Partial Table of Contents
Forms VitD, Synthesis of the active metabolite calcitriol, VitD receptors, Physiological activities of VitD, VitD levels and sufficiency, VitD dietary allowance, VitD deficiency, Methods to measure circulating VitD, Modulation of immune and inflammatory cells by calcitriol, Dendritic cells (DCs), Monocytes and macrophages, B cells, T cells, CD4+ T cells, Cytotoxic CD8+ T cells, Unconventional T cells, Innate lymphoid cells (ILC),
VitD in inflammatory diseases,
Asthma (Tables 2 and 3),
Inflammatory bowel disease (IBD),
Respiratory tract infections (RTI) (Table 4),
VitD and autoimmunity, Biological plausibility,
Experimental models of autoimmune diseases,
Multiple sclerosis (MS) (Table 5),
Rheumatoid Arthritis (RA) (Tables 6 and 7),
Type 1 Diabetes (T1D),
Systemic Lupus Erythematosus (SLE) (Tables 8 and 9),
Psoriasis
Summary table on effects of calcitriol on immune and inflammatory cells

Concluding remarks - clipped from PDF
There is a growing body of evidence that VitD, especially its active metabolite, plays a key role in modulating the physiological activity of the immune system.
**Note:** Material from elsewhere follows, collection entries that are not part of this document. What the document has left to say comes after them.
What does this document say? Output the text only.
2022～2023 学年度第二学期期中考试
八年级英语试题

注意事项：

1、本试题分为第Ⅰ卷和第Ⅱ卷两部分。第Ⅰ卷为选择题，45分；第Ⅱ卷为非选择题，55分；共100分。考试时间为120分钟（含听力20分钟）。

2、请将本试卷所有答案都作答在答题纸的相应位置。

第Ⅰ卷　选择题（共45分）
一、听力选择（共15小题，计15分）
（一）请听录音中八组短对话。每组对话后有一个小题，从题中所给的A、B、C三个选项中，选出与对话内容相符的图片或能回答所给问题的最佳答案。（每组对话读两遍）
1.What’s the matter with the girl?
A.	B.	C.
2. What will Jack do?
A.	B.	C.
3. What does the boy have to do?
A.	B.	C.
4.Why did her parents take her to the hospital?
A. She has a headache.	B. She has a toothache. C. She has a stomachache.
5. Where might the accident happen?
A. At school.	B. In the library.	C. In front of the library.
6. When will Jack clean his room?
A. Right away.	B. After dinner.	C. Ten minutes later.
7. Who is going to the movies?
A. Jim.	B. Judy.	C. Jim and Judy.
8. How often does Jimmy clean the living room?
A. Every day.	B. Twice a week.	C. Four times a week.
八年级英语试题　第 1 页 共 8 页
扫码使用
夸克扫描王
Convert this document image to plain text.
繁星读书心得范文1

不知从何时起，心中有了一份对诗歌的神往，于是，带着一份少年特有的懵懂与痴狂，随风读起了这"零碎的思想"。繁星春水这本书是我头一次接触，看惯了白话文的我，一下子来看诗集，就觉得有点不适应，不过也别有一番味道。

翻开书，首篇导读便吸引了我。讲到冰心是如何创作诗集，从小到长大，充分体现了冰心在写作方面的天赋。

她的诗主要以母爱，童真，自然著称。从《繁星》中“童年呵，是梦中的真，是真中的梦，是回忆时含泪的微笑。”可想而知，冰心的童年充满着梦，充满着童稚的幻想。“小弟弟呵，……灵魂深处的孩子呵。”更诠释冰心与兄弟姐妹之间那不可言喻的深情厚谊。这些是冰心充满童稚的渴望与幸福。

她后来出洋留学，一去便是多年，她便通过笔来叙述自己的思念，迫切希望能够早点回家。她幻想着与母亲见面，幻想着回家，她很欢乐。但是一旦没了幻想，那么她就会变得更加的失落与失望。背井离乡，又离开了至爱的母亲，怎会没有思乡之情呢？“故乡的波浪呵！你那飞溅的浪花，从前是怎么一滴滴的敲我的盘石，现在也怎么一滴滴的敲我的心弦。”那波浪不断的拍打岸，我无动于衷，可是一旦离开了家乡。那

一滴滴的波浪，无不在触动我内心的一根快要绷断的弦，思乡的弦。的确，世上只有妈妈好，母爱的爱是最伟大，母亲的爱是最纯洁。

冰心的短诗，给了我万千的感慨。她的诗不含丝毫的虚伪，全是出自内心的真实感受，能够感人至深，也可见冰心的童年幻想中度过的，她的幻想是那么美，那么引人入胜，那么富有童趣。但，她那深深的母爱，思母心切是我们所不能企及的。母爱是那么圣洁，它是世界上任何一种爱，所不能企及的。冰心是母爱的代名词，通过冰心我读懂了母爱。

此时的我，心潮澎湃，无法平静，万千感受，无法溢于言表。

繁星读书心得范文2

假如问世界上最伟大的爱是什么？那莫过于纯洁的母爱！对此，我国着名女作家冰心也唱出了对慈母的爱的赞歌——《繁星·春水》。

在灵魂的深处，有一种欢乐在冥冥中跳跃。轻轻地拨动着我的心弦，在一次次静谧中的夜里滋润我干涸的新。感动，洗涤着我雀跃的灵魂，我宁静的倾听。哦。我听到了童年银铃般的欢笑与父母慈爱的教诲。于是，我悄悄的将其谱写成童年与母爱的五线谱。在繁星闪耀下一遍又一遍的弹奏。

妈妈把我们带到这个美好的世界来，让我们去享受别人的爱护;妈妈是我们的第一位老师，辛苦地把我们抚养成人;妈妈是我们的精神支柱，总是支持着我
This emergent role has stimulated a florid line of research aimed at associating the level of VitD with pathological situations wherein the immune system may be altered, such as in autoimmunity and inflammation.
In these studies, 25OHD, the actual precursor of the active hormone calcitriol , is what has been routinely measured, circulating in the blood at ng/mL concentrations. This measurement, performed with either LCMS or immunoassay, has recently become significantly more reliable consequent to marked gains in com- mutability enabled by the broad acceptance of and adherence to an international standardization program.
Several epidemiological studies of observational nature have been conducted to correlate circulating levels of 25OHD with autoimmune and inflammatory disease parameters. Overall, the studies have shown an inverse relationship between 25OHD and the clinical manifestations of a given disease. At the same time, circulating levels of sufficiency/insufficiency have been proposed by major medical organizations such as the Institute of Medicine (IOM) [43] and Endocrine Society [51], with different thresholds belying slightly different demographic perspectives. While associations with the disease are strong and potential mechanisms tractable, still the role of the VitD in inflammation and autoimmunity deserve large and well controlled clinical studies.
VitD supplementation has not always diminished the severity of clinical manifestations. A likely explanation of these perceptually negative outcomes, is that the majority of these studies attempted correlations with measured levels of precursor 25OHD and not the active hormone per se. Testing circulating levels of calcitriol might support the establishment of more robust disease correlates between the biologically active VitD metabolite and pathological conditions.